Constraining models of the tectonic setting of the giant Olympic Dam iron oxide–copper–gold deposit, South Australia, using deep seismic reflection data

In the Gawler Craton, the completeness of cover concealing the crystalline basement in the region of the giant Olympic Dam Cu–Au deposit has impeded any sufficient understanding of the crustal architecture and tectonic setting of its IOCG mineral-system. To circumvent this problem, deep seismic reflection data were recently acquired from ∼ 250 line-km of two intersecting traverses, centered on the Olympic Dam deposit. The data were recorded to 18 s TWT (∼ 55 km).

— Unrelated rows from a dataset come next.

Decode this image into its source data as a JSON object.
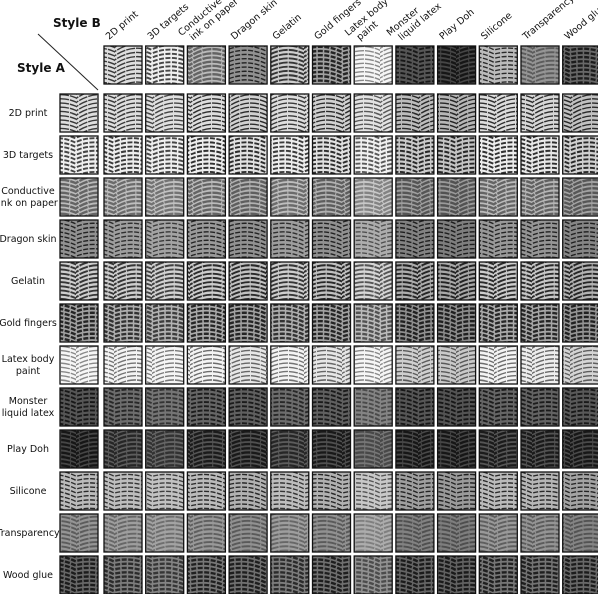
{
  "header": {
    "style_b": "Style B",
    "style_a": "Style A"
  },
  "styles": [
    [
      "2D print"
    ],
    [
      "3D targets"
    ],
    [
      "Conductive",
      "ink on paper"
    ],
    [
      "Dragon skin"
    ],
    [
      "Gelatin"
    ],
    [
      "Gold fingers"
    ],
    [
      "Latex body",
      "paint"
    ],
    [
      "Monster",
      "liquid latex"
    ],
    [
      "Play Doh"
    ],
    [
      "Silicone"
    ],
    [
      "Transparency"
    ],
    [
      "Wood glue"
    ]
  ]
}
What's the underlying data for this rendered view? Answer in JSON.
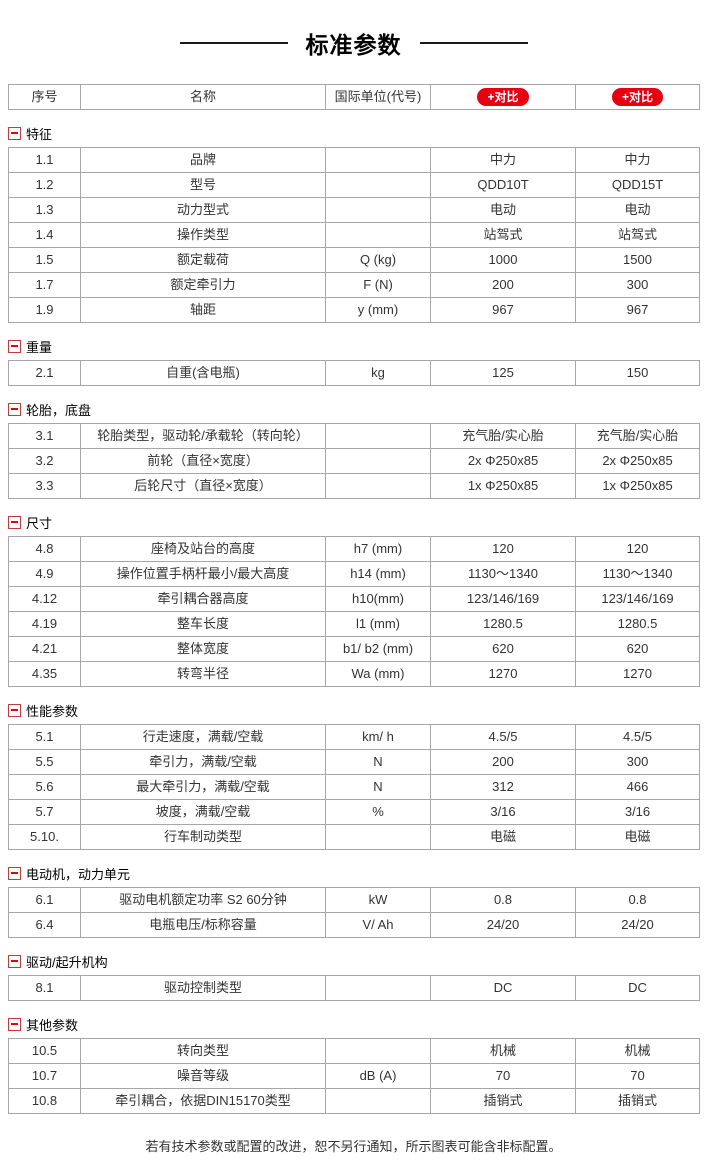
{
  "page": {
    "title": "标准参数"
  },
  "colors": {
    "accent_red": "#e60012",
    "table_border": "#a6a6a6"
  },
  "icons": {
    "section_collapse": "minus-box"
  },
  "header": {
    "col_no": "序号",
    "col_name": "名称",
    "col_unit": "国际单位(代号)",
    "compare_label": "+对比"
  },
  "sections": [
    {
      "title": "特征",
      "rows": [
        {
          "no": "1.1",
          "name": "品牌",
          "unit": "",
          "v1": "中力",
          "v2": "中力"
        },
        {
          "no": "1.2",
          "name": "型号",
          "unit": "",
          "v1": "QDD10T",
          "v2": "QDD15T"
        },
        {
          "no": "1.3",
          "name": "动力型式",
          "unit": "",
          "v1": "电动",
          "v2": "电动"
        },
        {
          "no": "1.4",
          "name": "操作类型",
          "unit": "",
          "v1": "站驾式",
          "v2": "站驾式"
        },
        {
          "no": "1.5",
          "name": "额定载荷",
          "unit": "Q (kg)",
          "v1": "1000",
          "v2": "1500"
        },
        {
          "no": "1.7",
          "name": "额定牵引力",
          "unit": "F (N)",
          "v1": "200",
          "v2": "300"
        },
        {
          "no": "1.9",
          "name": "轴距",
          "unit": "y (mm)",
          "v1": "967",
          "v2": "967"
        }
      ]
    },
    {
      "title": "重量",
      "rows": [
        {
          "no": "2.1",
          "name": "自重(含电瓶)",
          "unit": "kg",
          "v1": "125",
          "v2": "150"
        }
      ]
    },
    {
      "title": "轮胎，底盘",
      "rows": [
        {
          "no": "3.1",
          "name": "轮胎类型，驱动轮/承载轮（转向轮）",
          "unit": "",
          "v1": "充气胎/实心胎",
          "v2": "充气胎/实心胎"
        },
        {
          "no": "3.2",
          "name": "前轮（直径×宽度）",
          "unit": "",
          "v1": "2x Φ250x85",
          "v2": "2x Φ250x85"
        },
        {
          "no": "3.3",
          "name": "后轮尺寸（直径×宽度）",
          "unit": "",
          "v1": "1x Φ250x85",
          "v2": "1x Φ250x85"
        }
      ]
    },
    {
      "title": "尺寸",
      "rows": [
        {
          "no": "4.8",
          "name": "座椅及站台的高度",
          "unit": "h7 (mm)",
          "v1": "120",
          "v2": "120"
        },
        {
          "no": "4.9",
          "name": "操作位置手柄杆最小/最大高度",
          "unit": "h14 (mm)",
          "v1": "1130～1340",
          "v2": "1130～1340"
        },
        {
          "no": "4.12",
          "name": "牵引耦合器高度",
          "unit": "h10(mm)",
          "v1": "123/146/169",
          "v2": "123/146/169"
        },
        {
          "no": "4.19",
          "name": "整车长度",
          "unit": "l1 (mm)",
          "v1": "1280.5",
          "v2": "1280.5"
        },
        {
          "no": "4.21",
          "name": "整体宽度",
          "unit": "b1/ b2 (mm)",
          "v1": "620",
          "v2": "620"
        },
        {
          "no": "4.35",
          "name": "转弯半径",
          "unit": "Wa (mm)",
          "v1": "1270",
          "v2": "1270"
        }
      ]
    },
    {
      "title": "性能参数",
      "rows": [
        {
          "no": "5.1",
          "name": "行走速度，满载/空载",
          "unit": "km/ h",
          "v1": "4.5/5",
          "v2": "4.5/5"
        },
        {
          "no": "5.5",
          "name": "牵引力，满载/空载",
          "unit": "N",
          "v1": "200",
          "v2": "300"
        },
        {
          "no": "5.6",
          "name": "最大牵引力，满载/空载",
          "unit": "N",
          "v1": "312",
          "v2": "466"
        },
        {
          "no": "5.7",
          "name": "坡度，满载/空载",
          "unit": "%",
          "v1": "3/16",
          "v2": "3/16"
        },
        {
          "no": "5.10.",
          "name": "行车制动类型",
          "unit": "",
          "v1": "电磁",
          "v2": "电磁"
        }
      ]
    },
    {
      "title": "电动机，动力单元",
      "rows": [
        {
          "no": "6.1",
          "name": "驱动电机额定功率 S2 60分钟",
          "unit": "kW",
          "v1": "0.8",
          "v2": "0.8"
        },
        {
          "no": "6.4",
          "name": "电瓶电压/标称容量",
          "unit": "V/ Ah",
          "v1": "24/20",
          "v2": "24/20"
        }
      ]
    },
    {
      "title": "驱动/起升机构",
      "rows": [
        {
          "no": "8.1",
          "name": "驱动控制类型",
          "unit": "",
          "v1": "DC",
          "v2": "DC"
        }
      ]
    },
    {
      "title": "其他参数",
      "rows": [
        {
          "no": "10.5",
          "name": "转向类型",
          "unit": "",
          "v1": "机械",
          "v2": "机械"
        },
        {
          "no": "10.7",
          "name": "噪音等级",
          "unit": "dB (A)",
          "v1": "70",
          "v2": "70"
        },
        {
          "no": "10.8",
          "name": "牵引耦合，依据DIN15170类型",
          "unit": "",
          "v1": "插销式",
          "v2": "插销式"
        }
      ]
    }
  ],
  "footer": {
    "note": "若有技术参数或配置的改进，恕不另行通知，所示图表可能含非标配置。"
  }
}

The crust consists of Neoproterozoic cover, in places more than 5 km thick, over crystalline basement with the Moho at depths of 13–14 s TWT (∼ 40–42 km). The Olympic Dam deposit lies on the boundary between two distinct pieces of crust, one interpreted as the Archean–Paleoproterozoic core to the craton, the other as a Meso–Neoproterozoic mobile belt. The host to the deposit, a member of the ∼ 1590 Ma Hiltaba Suite of granites, is situated above a zone of reduced impedance contrast in the lower crust, which we interpret to be source-region for its ∼ 1000 °C magma. The crystalline basement is dominated by thrusts. This contrasts with widely held models for the tectonic setting of Olympic Dam, which predict extension associated with heat from the mantle producing the high temperatures required to generate the Hiltaba Suite granites implicated in mineralization. We use the seismic data to test four hypotheses for this heat-source: mantle underplating, a mantle-plume, lithospheric extension, and radioactive heating in the lower crust. We reject the first three hypotheses. The data cannot be used to reject or confirm the fourth hypothesis.